There are common barriers to communicating your pain. These include difficulties communicating the nature and severity of pain, biases in the health community regarding the aged and chronically ill and undertreatment of women’s pain.
Not speaking the same language:
This can mean a number of things. It can be as basic as poor communication with hospital personnel during a crisis due to language barriers or debilitating pain that restricts communication. It can also include crossed signals regarding how severe pain really is or an inability to describe the exact nature of the location of the pain. Patients should be honest about how much pain they are feeling. If you are asked to rate your pain in between one and ten and you are feeling pain, always say five or more. Patients should not try to be stoic or heroic about pain levels.
Furthermore, if you feel that you have been assessed inappropriately during an emergency room triage (which rank patients’ conditions from needing urgent treatment to those who can wait), ask to be reassessed. Assertively.
Girl, What You Talking About? How Women’s Pain is Undertreated
Women’s pain is notoriously undertreated in emergency rooms.
“Nationwide, men wait an average of 49 minutes before receiving an analgesic for acute abdominal pain. Women wait an average of 65 minutes for the same thing.” (Joe Fassler, Atlantic Monthly, October 2015)
Women are often conditioned not to make a scene, to follow the rules of systems and to be polite. But this behavior often means that they and their pain can be overlooked in emergency pain situations. Women need to advocate for themselves. More importantly, their companions who have brought them to the emergency room need to advocate on their behalf by saying things like, “She is really in pain like I have never seen before” or “I have never seen her like this” or “She is really in trouble.”

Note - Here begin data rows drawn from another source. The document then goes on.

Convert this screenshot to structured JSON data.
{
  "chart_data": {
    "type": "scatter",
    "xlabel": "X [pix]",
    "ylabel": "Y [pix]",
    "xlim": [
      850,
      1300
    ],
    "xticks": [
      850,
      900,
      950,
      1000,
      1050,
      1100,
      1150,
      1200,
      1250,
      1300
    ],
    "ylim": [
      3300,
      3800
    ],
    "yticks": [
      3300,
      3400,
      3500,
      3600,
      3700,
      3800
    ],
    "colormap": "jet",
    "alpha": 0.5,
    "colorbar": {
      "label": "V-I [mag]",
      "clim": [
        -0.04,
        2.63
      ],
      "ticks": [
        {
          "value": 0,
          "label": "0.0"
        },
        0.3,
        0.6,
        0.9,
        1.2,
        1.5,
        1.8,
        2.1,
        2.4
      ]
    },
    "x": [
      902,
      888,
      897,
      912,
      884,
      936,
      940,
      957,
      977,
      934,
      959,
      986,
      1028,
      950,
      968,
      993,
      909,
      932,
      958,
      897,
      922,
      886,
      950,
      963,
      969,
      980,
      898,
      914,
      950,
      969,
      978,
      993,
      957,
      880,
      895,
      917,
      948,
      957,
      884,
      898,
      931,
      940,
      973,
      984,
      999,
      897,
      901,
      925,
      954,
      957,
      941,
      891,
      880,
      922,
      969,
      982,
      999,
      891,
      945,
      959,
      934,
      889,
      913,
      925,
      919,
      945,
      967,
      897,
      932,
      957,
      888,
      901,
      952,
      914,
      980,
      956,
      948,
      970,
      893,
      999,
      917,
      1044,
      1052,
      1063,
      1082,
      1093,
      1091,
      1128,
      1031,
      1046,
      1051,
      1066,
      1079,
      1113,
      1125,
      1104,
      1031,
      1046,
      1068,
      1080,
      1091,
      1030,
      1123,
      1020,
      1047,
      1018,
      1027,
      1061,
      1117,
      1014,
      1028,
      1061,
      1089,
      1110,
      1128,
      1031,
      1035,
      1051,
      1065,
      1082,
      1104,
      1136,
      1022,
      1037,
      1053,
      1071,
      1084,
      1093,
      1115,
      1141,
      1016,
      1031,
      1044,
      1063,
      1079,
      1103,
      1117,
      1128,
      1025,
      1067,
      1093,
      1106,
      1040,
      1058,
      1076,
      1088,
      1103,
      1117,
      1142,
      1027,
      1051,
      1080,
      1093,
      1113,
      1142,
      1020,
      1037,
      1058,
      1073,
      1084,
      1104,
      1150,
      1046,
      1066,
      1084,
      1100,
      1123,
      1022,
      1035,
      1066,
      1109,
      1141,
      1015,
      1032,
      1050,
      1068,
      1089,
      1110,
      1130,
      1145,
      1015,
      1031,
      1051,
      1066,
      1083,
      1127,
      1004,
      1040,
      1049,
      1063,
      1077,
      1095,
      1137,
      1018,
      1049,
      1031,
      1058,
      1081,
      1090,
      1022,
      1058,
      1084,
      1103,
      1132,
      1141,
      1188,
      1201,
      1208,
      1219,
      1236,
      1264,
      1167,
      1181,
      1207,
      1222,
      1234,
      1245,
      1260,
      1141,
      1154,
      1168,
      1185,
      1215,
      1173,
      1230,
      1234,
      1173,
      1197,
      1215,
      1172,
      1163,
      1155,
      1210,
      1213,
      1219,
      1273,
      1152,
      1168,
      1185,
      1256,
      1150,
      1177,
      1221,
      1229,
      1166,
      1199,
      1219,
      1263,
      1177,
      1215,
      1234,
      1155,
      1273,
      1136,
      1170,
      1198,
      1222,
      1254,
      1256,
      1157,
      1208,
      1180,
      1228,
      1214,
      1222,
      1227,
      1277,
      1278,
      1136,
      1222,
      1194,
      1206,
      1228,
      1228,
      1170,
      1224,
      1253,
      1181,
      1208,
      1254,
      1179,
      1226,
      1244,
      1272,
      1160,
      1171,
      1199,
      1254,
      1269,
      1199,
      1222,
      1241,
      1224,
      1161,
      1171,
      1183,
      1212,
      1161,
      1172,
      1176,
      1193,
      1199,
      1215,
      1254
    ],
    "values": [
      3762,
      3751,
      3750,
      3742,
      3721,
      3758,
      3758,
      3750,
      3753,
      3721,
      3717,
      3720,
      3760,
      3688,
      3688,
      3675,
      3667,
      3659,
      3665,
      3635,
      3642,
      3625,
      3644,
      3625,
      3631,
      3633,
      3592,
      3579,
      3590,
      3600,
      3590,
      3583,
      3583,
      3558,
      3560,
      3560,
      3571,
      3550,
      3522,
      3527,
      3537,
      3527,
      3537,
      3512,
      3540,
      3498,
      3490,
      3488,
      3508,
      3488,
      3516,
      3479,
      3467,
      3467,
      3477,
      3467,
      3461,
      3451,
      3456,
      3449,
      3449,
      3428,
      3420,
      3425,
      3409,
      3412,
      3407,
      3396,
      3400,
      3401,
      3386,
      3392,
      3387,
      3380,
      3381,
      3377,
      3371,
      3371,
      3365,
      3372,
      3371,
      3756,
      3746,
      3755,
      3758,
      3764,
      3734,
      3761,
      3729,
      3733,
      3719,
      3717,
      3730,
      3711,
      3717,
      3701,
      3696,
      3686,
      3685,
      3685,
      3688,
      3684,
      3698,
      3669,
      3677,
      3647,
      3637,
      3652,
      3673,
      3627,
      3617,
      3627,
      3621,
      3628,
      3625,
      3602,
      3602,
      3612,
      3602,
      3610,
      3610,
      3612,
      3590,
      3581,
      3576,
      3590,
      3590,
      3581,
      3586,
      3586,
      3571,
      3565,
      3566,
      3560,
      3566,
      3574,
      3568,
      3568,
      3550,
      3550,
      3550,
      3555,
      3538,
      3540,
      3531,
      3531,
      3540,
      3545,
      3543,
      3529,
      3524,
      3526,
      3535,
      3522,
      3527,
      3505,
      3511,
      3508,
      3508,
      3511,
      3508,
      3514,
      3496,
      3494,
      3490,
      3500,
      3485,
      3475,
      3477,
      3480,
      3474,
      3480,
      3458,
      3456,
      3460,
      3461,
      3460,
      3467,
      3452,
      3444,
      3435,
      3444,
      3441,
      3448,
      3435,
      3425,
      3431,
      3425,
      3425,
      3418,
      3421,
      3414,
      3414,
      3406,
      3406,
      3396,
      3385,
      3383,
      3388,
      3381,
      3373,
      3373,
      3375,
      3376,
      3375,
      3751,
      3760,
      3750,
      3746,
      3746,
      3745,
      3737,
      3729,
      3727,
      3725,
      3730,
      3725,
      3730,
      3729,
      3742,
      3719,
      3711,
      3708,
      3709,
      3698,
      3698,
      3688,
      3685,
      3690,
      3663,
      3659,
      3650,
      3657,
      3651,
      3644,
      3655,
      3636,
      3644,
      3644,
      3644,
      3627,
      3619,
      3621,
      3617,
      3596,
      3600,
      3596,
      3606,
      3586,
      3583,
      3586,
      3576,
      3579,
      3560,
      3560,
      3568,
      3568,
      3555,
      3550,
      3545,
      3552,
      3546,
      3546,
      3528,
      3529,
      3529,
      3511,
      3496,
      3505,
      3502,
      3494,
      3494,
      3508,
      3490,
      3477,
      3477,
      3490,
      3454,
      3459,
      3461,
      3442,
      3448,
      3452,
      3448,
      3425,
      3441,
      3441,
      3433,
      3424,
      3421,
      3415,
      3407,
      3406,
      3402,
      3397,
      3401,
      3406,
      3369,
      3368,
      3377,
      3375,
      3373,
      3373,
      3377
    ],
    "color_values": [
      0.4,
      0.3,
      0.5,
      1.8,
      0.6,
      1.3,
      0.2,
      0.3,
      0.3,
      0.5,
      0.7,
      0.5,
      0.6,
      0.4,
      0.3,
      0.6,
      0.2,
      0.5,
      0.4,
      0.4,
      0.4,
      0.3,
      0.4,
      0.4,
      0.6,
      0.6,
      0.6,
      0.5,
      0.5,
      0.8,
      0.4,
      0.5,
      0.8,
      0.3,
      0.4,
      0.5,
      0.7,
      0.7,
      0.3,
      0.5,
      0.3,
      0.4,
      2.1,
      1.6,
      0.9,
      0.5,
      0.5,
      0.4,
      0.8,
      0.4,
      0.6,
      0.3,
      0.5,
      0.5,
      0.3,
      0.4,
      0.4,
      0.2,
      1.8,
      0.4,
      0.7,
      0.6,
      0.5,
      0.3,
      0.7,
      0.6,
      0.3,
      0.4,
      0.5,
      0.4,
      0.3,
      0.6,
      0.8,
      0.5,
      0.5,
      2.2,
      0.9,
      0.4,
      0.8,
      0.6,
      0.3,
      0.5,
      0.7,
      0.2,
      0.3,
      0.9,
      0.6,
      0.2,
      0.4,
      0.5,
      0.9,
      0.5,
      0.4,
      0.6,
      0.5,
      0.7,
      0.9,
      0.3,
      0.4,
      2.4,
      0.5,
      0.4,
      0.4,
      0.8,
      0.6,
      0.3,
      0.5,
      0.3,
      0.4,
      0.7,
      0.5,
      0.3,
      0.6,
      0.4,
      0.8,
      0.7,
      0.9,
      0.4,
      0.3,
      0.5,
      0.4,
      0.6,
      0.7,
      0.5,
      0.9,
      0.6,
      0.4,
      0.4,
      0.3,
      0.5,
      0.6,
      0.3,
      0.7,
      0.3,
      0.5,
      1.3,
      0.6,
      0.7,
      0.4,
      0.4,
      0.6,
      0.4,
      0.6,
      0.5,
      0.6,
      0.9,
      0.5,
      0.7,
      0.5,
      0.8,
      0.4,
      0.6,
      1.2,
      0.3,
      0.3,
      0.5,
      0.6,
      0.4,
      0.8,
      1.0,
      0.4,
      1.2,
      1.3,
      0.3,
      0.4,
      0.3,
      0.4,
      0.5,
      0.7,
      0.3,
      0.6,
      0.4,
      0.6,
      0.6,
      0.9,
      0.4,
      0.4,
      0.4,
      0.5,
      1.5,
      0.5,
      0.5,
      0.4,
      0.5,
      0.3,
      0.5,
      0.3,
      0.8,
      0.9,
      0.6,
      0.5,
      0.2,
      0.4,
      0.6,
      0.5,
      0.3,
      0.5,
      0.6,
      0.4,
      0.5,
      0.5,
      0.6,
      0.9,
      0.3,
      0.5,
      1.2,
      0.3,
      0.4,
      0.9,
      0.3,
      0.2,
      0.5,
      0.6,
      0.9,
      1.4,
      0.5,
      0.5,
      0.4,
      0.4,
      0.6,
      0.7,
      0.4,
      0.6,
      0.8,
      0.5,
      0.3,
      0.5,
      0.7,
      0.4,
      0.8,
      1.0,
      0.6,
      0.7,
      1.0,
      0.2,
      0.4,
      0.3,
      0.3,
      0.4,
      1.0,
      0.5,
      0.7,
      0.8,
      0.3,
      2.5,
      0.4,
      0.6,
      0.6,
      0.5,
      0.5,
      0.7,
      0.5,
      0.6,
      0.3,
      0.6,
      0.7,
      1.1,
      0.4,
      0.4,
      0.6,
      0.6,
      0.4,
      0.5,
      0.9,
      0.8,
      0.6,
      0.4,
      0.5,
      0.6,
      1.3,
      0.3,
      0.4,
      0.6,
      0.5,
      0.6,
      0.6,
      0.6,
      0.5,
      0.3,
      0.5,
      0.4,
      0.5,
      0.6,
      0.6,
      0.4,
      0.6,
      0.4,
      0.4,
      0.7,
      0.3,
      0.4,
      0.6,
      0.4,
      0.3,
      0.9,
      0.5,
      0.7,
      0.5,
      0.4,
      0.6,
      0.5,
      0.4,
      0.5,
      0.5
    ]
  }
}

Two recent articles about undertreatment of women’s pain in emergency rooms can be found here:
- http://www.theatlantic.com/health/archive/2015/10/emergency-room-wait-times-sexism/410515/
- http://www.vqronline.org/essays-articles/2014/04/grand-unified-theory-female-pain
Age and Condition:
Unfortunately, the aged and those who suffer from chronic health conditions are often the recipients of kind words, but treatment that borders on medical neglect. Doctors and nurses tend to discount “frequent flyers” at their institutions and can possibly ignore a serious incident. Again, their companions needs to advocate on their behalf and ensure that staff understands that “this time feels different”.
Appropriate timely treatment for pain requires effective two-way communication between patients and emergency room personnel.